Les parties ont été régulièrement averties du jour de l'audience.
Ont été entendus lors de l'audience publique :
- le rapport de Mme Douet a été entendu au cours de l'audience publique ;
- et les observations de Me Gausseres, représentant Mme G... I... épouse E....
Considérant ce qui suit :
1. Aux termes de l'article R. 811-15 du code de justice administrative : " Lorsqu'il est fait appel d'un jugement de tribunal administratif prononçant l'annulation d'une décision administrative, la juridiction d'appel peut, à la demande de l'appelant, ordonner qu'il soit sursis à l'exécution de ce jugement si les moyens invoqués par l'appelant paraissent, en l'état de l'instruction, sérieux et de nature à justifier, outre l'annulation ou la réformation du jugement attaqué, le rejet des conclusions à fin d'annulation accueillies par ce jugement ". Aux termes de l'article R. 222-25 du même code : " Les affaires sont jugées soit par une chambre siégeant en formation de jugement, soit par une formation de chambres réunies, soit par la cour administrative d'appel en formation plénière, qui délibèrent en nombre impair. / Par dérogation à l'alinéa précédent, le président de la cour ou le président de chambre statue en audience publique sur les demandes de sursis à exécution mentionnées aux articles R. 811-15 à R. 811-17. ".

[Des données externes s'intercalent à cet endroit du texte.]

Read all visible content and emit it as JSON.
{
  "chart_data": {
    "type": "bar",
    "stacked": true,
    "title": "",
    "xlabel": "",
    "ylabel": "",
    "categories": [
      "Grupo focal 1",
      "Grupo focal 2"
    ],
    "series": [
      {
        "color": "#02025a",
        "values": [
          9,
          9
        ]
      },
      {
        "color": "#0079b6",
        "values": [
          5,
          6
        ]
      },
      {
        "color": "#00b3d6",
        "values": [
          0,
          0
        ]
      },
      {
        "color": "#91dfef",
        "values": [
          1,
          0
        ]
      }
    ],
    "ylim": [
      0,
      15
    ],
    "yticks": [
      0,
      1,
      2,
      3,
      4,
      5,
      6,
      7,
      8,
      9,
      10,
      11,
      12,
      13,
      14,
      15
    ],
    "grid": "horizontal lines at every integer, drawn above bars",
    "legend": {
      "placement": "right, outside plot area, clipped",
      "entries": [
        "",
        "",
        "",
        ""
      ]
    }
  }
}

2. Mme G... C... épouse E..., née le 28 décembre 1988, ressortissante de la République démocratique du Congo, a épousé le 2 juillet 2015 à Kinshasa, M. E... H..., ressortissant français, né le 25 août 1956. Par une décision du 28 septembre 2017 la commission de recours contre les refus de visa d'entrée en France a rejeté le recours de Mme C... épouse E... contre le refus de l'autorité consulaire française à Kinshasa de lui délivrer un visa d'entrée et de long séjour en qualité de conjoint d'un ressortissant français.

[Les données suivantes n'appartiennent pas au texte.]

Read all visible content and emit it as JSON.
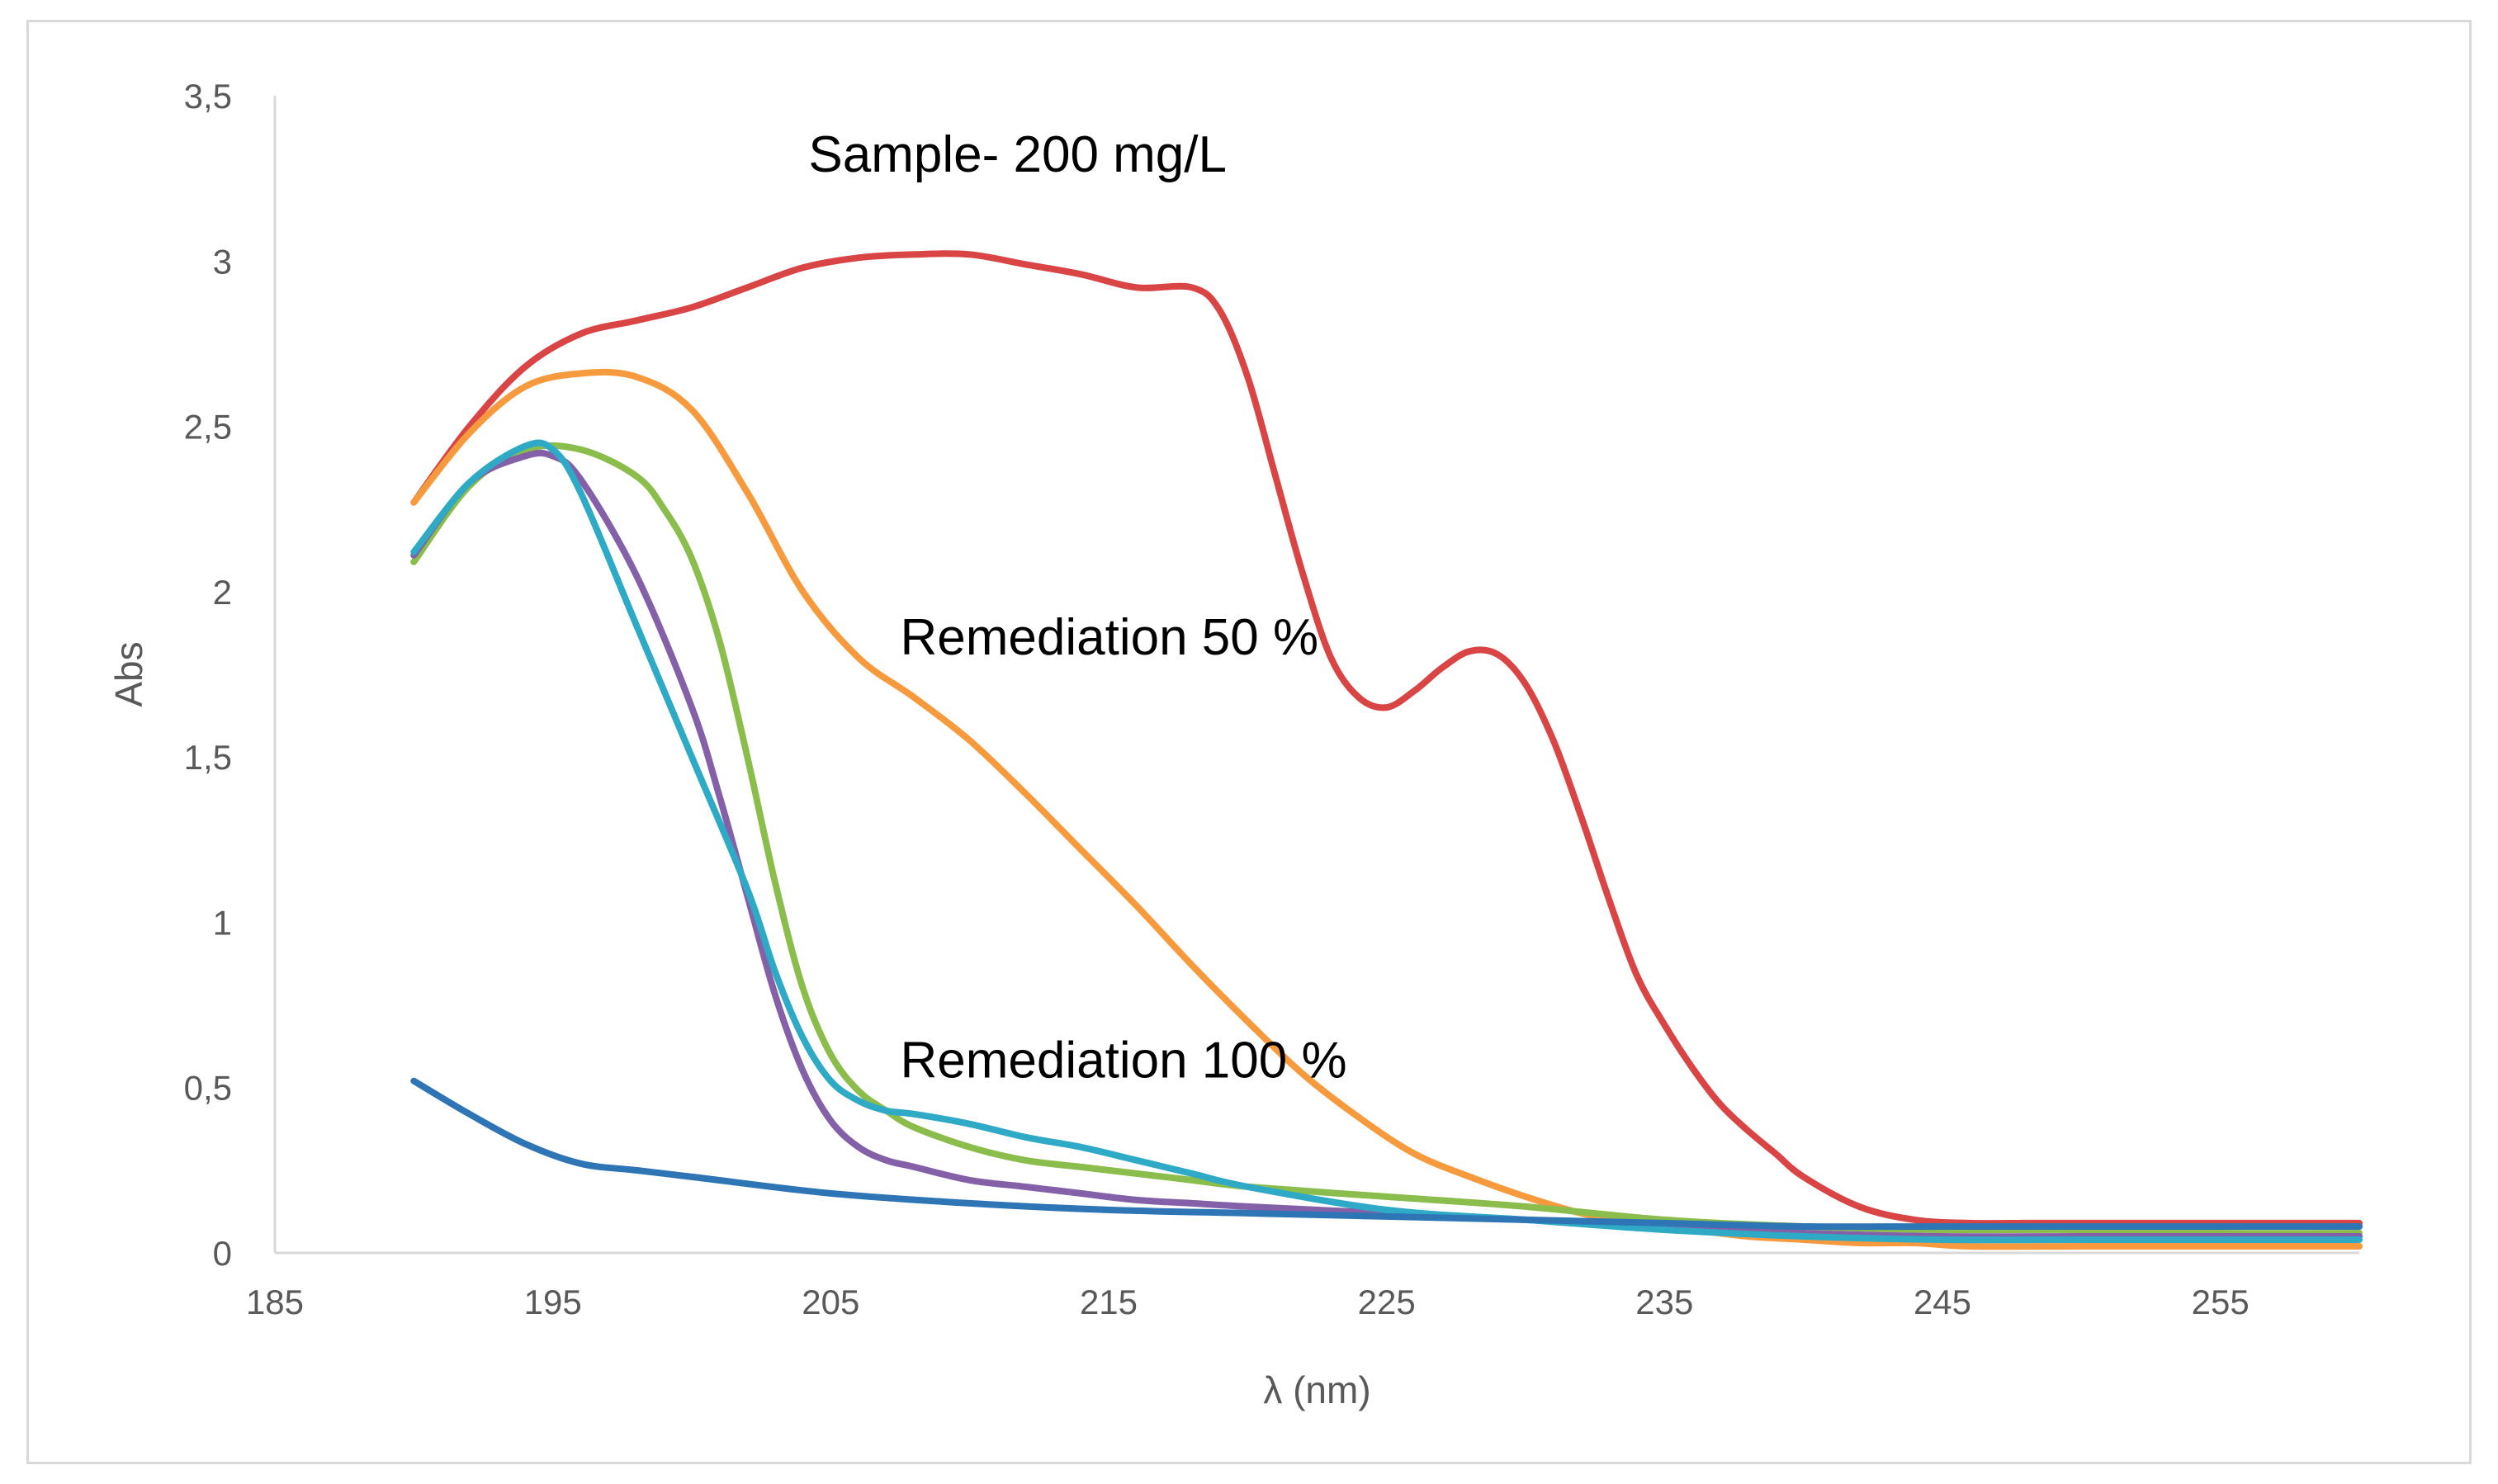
{
  "chart_data": {
    "type": "line",
    "xlabel": "λ (nm)",
    "ylabel": "Abs",
    "xlim": [
      185,
      260
    ],
    "ylim": [
      0,
      3.5
    ],
    "x_ticks": [
      "185",
      "195",
      "205",
      "215",
      "225",
      "235",
      "245",
      "255"
    ],
    "y_ticks": [
      "0",
      "0,5",
      "1",
      "1,5",
      "2",
      "2,5",
      "3",
      "3,5"
    ],
    "grid": false,
    "legend": "none",
    "annotations": [
      {
        "text": "Sample- 200 mg/L",
        "x": 204.2,
        "y": 3.27
      },
      {
        "text": "Remediation  50 %",
        "x": 207.5,
        "y": 1.81
      },
      {
        "text": "Remediation 100 %",
        "x": 207.5,
        "y": 0.53
      }
    ],
    "series": [
      {
        "color": "#d94545",
        "x": [
          190,
          192,
          194,
          196,
          198,
          200,
          202,
          204,
          206,
          208,
          210,
          212,
          214,
          216,
          218,
          219,
          220,
          221,
          222,
          223,
          224,
          225,
          226,
          227,
          228,
          229,
          230,
          231,
          232,
          233,
          234,
          235,
          236,
          237,
          238,
          239,
          240,
          242,
          244,
          246,
          248,
          250,
          255,
          260
        ],
        "y": [
          2.27,
          2.5,
          2.68,
          2.78,
          2.82,
          2.86,
          2.92,
          2.98,
          3.01,
          3.02,
          3.02,
          2.99,
          2.96,
          2.92,
          2.92,
          2.85,
          2.65,
          2.35,
          2.05,
          1.8,
          1.68,
          1.65,
          1.7,
          1.77,
          1.82,
          1.81,
          1.72,
          1.55,
          1.32,
          1.07,
          0.84,
          0.69,
          0.56,
          0.45,
          0.37,
          0.3,
          0.23,
          0.14,
          0.1,
          0.09,
          0.09,
          0.09,
          0.09,
          0.09
        ]
      },
      {
        "color": "#f79a3d",
        "x": [
          190,
          192,
          194,
          196,
          198,
          200,
          202,
          204,
          206,
          208,
          210,
          212,
          214,
          216,
          218,
          220,
          222,
          224,
          226,
          228,
          230,
          232,
          234,
          236,
          238,
          240,
          242,
          244,
          246,
          250,
          255,
          260
        ],
        "y": [
          2.27,
          2.48,
          2.62,
          2.66,
          2.65,
          2.55,
          2.3,
          2.0,
          1.8,
          1.68,
          1.55,
          1.39,
          1.22,
          1.05,
          0.87,
          0.7,
          0.54,
          0.41,
          0.3,
          0.23,
          0.17,
          0.12,
          0.09,
          0.07,
          0.05,
          0.04,
          0.03,
          0.03,
          0.02,
          0.02,
          0.02,
          0.02
        ]
      },
      {
        "color": "#8bbd4c",
        "x": [
          190,
          192,
          194,
          196,
          198,
          199,
          200,
          201,
          202,
          203,
          204,
          205,
          206,
          207,
          208,
          210,
          212,
          214,
          216,
          218,
          220,
          225,
          230,
          235,
          240,
          245,
          250,
          255,
          260
        ],
        "y": [
          2.09,
          2.32,
          2.43,
          2.43,
          2.35,
          2.25,
          2.1,
          1.85,
          1.5,
          1.12,
          0.8,
          0.6,
          0.49,
          0.43,
          0.38,
          0.32,
          0.28,
          0.26,
          0.24,
          0.22,
          0.2,
          0.17,
          0.14,
          0.1,
          0.08,
          0.07,
          0.07,
          0.06,
          0.06
        ]
      },
      {
        "color": "#8460a8",
        "x": [
          190,
          192,
          194,
          195,
          196,
          198,
          200,
          201,
          202,
          203,
          204,
          205,
          206,
          207,
          208,
          210,
          212,
          214,
          216,
          218,
          220,
          225,
          230,
          235,
          240,
          245,
          250,
          255,
          260
        ],
        "y": [
          2.11,
          2.33,
          2.41,
          2.41,
          2.34,
          2.05,
          1.65,
          1.38,
          1.08,
          0.78,
          0.55,
          0.4,
          0.32,
          0.28,
          0.26,
          0.22,
          0.2,
          0.18,
          0.16,
          0.15,
          0.14,
          0.12,
          0.1,
          0.08,
          0.06,
          0.05,
          0.05,
          0.05,
          0.05
        ]
      },
      {
        "color": "#2eaac6",
        "x": [
          190,
          192,
          194,
          195,
          196,
          198,
          200,
          202,
          203,
          204,
          205,
          206,
          207,
          208,
          210,
          212,
          214,
          216,
          218,
          220,
          225,
          230,
          235,
          240,
          245,
          250,
          255,
          260
        ],
        "y": [
          2.12,
          2.33,
          2.44,
          2.43,
          2.3,
          1.9,
          1.5,
          1.1,
          0.85,
          0.65,
          0.52,
          0.46,
          0.43,
          0.42,
          0.39,
          0.35,
          0.32,
          0.28,
          0.24,
          0.2,
          0.13,
          0.1,
          0.07,
          0.05,
          0.04,
          0.04,
          0.04,
          0.04
        ]
      },
      {
        "color": "#2e75b6",
        "x": [
          190,
          192,
          194,
          196,
          198,
          200,
          205,
          210,
          215,
          220,
          225,
          230,
          235,
          240,
          245,
          250,
          255,
          260
        ],
        "y": [
          0.52,
          0.42,
          0.33,
          0.27,
          0.25,
          0.23,
          0.18,
          0.15,
          0.13,
          0.12,
          0.11,
          0.1,
          0.09,
          0.08,
          0.08,
          0.08,
          0.08,
          0.08
        ]
      }
    ]
  }
}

3. Pour refuser de délivrer le visa sollicité, la commission de recours s'est fondée sur le motif tiré de l'absence de preuves du maintien d'échanges réguliers et constants entre les époux, qu'il n'a été établi ni que le couple ait un projet concret de vie commune ni que Mme G... C... épouse E... participe aux charges du mariage selon ses facultés propres, ces éléments constituant un faisceau d'indices suffisamment précis et concordants attestant d'une absence de maintien des liens matrimoniaux et du caractère complaisant du mariage contracté à des fins étrangères à l'institution matrimoniale dans le seul but de faciliter l'établissement en France de la demanderesse, laquelle a sollicité, en 2014 et sous une autre identité, un visa de court séjour auprès du consulat d'Espagne à Kinshasa.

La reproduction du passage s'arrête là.